Most greens:  3 to 6 cups

Also see their chart published with more folate and choline rich meals and snacks. They point out that folate from raw milk is accompanied by a protein that doubles its absorption. Absorption of folate from food in general is dependent on zinc status.

I highly recommend the book The Nourishing Traditions of Baby and Child Care by Sally Fallon Morell and Dr. Thomas Cowan via our Amazon affiliation.

We’d love to read your questions or comments below!



[1] Tamura T, Picciano MF. Folate and human reproduction. Am J Clin Nutr. 2006;83(5):993-1016.

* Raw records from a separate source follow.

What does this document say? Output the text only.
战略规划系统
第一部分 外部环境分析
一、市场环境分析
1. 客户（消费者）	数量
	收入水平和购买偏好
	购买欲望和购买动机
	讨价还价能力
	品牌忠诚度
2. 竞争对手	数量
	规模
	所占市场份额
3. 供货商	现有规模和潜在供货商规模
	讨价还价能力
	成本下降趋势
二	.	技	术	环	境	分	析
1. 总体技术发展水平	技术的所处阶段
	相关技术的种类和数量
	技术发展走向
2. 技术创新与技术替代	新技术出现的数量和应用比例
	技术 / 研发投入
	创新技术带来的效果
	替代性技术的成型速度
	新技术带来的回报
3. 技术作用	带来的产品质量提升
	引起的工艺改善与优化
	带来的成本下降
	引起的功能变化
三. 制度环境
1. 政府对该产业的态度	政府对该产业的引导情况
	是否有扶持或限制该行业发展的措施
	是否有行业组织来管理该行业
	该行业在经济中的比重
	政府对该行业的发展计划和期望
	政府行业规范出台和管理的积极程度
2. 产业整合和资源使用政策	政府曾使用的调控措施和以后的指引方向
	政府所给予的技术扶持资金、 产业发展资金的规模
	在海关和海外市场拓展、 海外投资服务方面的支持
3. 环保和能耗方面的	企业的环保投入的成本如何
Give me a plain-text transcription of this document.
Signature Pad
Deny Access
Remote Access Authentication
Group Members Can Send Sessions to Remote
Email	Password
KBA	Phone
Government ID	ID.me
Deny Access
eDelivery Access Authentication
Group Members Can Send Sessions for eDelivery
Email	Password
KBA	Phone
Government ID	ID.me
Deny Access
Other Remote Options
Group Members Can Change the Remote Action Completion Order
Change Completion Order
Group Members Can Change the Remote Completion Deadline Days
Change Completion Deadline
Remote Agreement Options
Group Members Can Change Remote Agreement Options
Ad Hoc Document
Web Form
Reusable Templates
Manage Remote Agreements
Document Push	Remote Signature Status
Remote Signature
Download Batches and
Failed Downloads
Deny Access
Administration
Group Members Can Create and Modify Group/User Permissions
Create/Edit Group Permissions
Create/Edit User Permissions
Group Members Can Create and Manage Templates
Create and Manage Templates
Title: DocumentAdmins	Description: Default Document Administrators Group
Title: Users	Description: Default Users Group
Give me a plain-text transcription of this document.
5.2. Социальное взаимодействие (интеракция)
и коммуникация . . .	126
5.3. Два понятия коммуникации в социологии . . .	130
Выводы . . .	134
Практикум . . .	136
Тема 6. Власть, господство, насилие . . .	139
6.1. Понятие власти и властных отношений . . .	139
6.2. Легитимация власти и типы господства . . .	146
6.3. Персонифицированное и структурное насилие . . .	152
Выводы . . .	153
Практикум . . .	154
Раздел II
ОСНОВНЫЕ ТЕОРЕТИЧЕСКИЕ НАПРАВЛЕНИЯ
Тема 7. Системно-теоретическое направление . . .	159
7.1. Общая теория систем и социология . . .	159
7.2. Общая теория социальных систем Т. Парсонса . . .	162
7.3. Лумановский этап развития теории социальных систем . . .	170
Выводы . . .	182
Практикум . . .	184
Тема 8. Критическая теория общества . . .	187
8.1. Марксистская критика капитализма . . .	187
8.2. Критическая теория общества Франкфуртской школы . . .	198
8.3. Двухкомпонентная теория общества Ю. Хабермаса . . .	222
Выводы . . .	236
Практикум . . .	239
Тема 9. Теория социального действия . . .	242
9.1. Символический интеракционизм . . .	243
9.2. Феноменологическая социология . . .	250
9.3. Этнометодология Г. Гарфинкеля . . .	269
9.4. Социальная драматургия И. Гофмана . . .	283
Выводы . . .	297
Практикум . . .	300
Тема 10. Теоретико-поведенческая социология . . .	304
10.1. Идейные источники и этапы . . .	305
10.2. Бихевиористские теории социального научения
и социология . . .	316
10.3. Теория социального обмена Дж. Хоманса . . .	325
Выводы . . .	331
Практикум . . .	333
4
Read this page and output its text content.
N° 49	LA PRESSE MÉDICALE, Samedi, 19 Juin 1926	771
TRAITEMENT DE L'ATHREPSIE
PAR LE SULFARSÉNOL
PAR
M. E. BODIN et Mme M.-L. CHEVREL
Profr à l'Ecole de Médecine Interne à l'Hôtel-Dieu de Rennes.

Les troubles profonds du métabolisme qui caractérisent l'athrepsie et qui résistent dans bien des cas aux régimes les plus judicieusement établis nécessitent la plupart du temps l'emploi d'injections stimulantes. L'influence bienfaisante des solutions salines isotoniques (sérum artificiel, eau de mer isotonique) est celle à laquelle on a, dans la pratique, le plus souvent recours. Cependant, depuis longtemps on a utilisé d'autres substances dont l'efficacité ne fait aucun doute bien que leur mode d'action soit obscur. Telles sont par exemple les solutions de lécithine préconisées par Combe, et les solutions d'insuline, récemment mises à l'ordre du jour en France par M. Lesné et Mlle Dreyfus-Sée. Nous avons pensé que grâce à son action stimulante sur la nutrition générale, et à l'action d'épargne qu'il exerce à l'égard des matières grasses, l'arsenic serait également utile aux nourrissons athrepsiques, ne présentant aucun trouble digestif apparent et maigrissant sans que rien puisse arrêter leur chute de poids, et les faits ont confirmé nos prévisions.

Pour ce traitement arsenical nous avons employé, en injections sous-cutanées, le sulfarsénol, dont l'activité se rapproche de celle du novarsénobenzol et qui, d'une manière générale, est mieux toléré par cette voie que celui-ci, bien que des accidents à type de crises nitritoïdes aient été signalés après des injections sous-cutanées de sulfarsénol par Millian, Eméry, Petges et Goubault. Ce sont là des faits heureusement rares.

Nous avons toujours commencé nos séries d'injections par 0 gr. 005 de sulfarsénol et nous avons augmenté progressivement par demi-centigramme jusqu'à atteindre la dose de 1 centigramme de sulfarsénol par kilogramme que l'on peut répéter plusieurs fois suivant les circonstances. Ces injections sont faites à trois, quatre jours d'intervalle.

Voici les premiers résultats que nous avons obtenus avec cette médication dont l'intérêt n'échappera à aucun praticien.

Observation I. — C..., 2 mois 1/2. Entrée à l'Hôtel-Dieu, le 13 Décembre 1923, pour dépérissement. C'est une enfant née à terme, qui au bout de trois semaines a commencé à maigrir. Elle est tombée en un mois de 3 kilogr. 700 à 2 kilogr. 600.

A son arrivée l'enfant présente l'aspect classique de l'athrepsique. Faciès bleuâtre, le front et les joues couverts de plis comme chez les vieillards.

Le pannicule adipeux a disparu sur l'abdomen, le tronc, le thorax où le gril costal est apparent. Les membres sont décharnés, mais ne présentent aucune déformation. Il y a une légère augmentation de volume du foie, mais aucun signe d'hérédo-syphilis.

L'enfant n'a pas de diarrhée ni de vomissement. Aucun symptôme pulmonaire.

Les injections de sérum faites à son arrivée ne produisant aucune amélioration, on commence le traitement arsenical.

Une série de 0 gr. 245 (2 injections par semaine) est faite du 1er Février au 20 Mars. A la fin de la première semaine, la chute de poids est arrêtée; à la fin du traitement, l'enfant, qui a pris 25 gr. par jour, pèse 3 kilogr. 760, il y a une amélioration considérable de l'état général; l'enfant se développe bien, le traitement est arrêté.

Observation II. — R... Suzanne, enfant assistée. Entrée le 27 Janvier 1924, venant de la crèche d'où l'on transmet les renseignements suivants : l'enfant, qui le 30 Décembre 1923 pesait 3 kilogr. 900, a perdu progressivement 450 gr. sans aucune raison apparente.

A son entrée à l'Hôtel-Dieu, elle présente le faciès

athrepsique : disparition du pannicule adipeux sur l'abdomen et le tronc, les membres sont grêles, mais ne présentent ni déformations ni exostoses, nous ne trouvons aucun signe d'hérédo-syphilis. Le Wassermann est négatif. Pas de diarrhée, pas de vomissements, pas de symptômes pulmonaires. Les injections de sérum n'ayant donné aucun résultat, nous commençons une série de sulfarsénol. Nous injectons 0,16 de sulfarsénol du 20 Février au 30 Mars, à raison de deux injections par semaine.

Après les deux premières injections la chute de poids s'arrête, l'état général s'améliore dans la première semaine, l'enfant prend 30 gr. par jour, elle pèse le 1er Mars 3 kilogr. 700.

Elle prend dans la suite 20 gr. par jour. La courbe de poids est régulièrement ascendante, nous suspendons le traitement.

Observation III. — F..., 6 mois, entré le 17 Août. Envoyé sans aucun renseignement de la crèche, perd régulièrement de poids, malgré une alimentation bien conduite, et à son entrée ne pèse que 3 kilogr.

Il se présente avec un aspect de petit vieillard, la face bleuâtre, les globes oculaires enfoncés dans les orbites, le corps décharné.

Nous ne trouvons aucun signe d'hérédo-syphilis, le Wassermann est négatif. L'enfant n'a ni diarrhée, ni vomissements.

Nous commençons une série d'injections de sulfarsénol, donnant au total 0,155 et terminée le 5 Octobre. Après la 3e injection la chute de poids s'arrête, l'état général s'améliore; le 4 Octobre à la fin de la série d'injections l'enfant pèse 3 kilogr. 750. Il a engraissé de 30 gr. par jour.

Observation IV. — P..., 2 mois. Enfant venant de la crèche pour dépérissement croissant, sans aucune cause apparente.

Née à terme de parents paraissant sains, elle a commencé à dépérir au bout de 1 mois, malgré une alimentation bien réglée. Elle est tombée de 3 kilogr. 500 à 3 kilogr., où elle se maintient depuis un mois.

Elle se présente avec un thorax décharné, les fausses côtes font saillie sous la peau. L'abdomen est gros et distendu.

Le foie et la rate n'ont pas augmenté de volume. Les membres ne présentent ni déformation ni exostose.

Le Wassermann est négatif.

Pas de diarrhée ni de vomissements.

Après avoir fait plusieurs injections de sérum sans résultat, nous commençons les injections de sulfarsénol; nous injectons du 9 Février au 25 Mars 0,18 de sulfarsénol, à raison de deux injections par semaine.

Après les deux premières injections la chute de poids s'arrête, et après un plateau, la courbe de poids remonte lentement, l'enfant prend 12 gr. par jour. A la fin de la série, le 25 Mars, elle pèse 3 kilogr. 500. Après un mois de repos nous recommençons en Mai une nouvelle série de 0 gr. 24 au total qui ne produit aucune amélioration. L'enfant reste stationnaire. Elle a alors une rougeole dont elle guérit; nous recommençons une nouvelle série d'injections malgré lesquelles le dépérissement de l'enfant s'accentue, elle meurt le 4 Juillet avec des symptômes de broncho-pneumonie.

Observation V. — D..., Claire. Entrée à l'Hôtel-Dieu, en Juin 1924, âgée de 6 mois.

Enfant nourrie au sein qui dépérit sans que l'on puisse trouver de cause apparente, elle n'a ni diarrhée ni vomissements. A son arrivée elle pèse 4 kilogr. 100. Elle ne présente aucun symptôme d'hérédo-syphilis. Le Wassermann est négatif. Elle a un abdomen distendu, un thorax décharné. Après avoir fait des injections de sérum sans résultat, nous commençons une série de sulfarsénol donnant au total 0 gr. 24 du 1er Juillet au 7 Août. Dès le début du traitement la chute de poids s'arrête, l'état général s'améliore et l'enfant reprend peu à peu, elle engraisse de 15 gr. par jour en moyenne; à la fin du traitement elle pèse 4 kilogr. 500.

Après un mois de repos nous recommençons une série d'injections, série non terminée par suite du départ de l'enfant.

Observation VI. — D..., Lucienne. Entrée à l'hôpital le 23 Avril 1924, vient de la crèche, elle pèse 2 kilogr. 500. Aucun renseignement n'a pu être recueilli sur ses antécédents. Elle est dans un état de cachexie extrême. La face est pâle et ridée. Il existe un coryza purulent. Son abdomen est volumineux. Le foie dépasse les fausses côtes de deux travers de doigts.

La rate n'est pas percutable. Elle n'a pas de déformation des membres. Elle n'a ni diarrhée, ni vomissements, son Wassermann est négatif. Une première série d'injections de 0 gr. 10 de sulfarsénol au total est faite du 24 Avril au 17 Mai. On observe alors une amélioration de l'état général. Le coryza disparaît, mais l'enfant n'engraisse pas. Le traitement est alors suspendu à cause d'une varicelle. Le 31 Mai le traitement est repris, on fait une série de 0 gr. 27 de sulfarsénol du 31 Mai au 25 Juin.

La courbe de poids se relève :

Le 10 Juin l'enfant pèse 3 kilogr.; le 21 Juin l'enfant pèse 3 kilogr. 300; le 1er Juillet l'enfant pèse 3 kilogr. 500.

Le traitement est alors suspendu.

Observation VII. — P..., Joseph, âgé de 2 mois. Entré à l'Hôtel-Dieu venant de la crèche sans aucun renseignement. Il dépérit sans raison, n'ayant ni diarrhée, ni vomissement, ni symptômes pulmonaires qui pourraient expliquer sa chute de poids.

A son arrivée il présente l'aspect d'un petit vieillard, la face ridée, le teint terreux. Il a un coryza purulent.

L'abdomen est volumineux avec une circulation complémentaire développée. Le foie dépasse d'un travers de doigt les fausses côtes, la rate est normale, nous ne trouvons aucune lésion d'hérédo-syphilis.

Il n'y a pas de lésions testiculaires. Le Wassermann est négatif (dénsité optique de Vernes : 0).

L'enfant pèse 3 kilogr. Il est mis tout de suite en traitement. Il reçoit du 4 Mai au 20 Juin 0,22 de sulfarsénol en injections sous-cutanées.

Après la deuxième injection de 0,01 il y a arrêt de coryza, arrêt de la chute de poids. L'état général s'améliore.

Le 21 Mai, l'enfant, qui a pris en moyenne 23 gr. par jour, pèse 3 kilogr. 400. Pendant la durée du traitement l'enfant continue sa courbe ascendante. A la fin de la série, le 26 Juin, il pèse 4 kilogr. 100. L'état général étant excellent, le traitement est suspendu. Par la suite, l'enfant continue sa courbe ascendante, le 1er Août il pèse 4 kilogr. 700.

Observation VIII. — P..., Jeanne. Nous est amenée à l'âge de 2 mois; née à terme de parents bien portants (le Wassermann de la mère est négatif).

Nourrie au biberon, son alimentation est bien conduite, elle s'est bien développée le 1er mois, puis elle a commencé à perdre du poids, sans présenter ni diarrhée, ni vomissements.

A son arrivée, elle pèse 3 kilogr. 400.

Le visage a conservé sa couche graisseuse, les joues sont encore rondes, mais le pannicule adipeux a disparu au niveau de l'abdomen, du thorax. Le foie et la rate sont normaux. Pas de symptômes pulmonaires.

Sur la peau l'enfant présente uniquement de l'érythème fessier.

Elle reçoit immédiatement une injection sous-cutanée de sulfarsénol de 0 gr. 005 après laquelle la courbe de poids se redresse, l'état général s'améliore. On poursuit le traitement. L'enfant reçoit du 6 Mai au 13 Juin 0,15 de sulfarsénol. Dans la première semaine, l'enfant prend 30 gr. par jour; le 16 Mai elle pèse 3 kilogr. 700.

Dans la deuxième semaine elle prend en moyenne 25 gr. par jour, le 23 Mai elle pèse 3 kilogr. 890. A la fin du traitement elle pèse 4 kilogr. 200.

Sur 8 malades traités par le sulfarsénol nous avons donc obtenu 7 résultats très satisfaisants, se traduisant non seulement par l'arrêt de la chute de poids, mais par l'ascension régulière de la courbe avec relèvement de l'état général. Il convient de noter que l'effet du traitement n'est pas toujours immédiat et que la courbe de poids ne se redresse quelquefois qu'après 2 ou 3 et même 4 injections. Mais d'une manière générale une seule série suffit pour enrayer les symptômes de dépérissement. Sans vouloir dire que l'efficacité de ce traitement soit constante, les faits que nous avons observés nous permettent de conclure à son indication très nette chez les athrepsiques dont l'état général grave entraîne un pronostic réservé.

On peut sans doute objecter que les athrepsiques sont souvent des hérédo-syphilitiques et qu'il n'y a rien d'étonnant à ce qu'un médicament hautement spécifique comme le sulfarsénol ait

[2] Standing Committee on the Scientific Evaluation of Dietary Reference Intakes and its Panel on Folate, Other B Vitamins, and Choline and Subcommittee on Upper Reference Levels of Nutrients, Food and Nutrition Board, Institute of Medicine. Dietary Reference Intakes for Thiamin, Riboflavin, Niacin, Vitamin B6, Folate, Vitamin B12, Pantothenic Acid, Biotin, and Choline. Washington, DC: National Academy Press (1998) pp. 196-305.

[3] Kelly P, McPartlin J, Goggins M, Weir DG, Scott JM. Am J Clin Nutr. 1997;65(6):1790-5.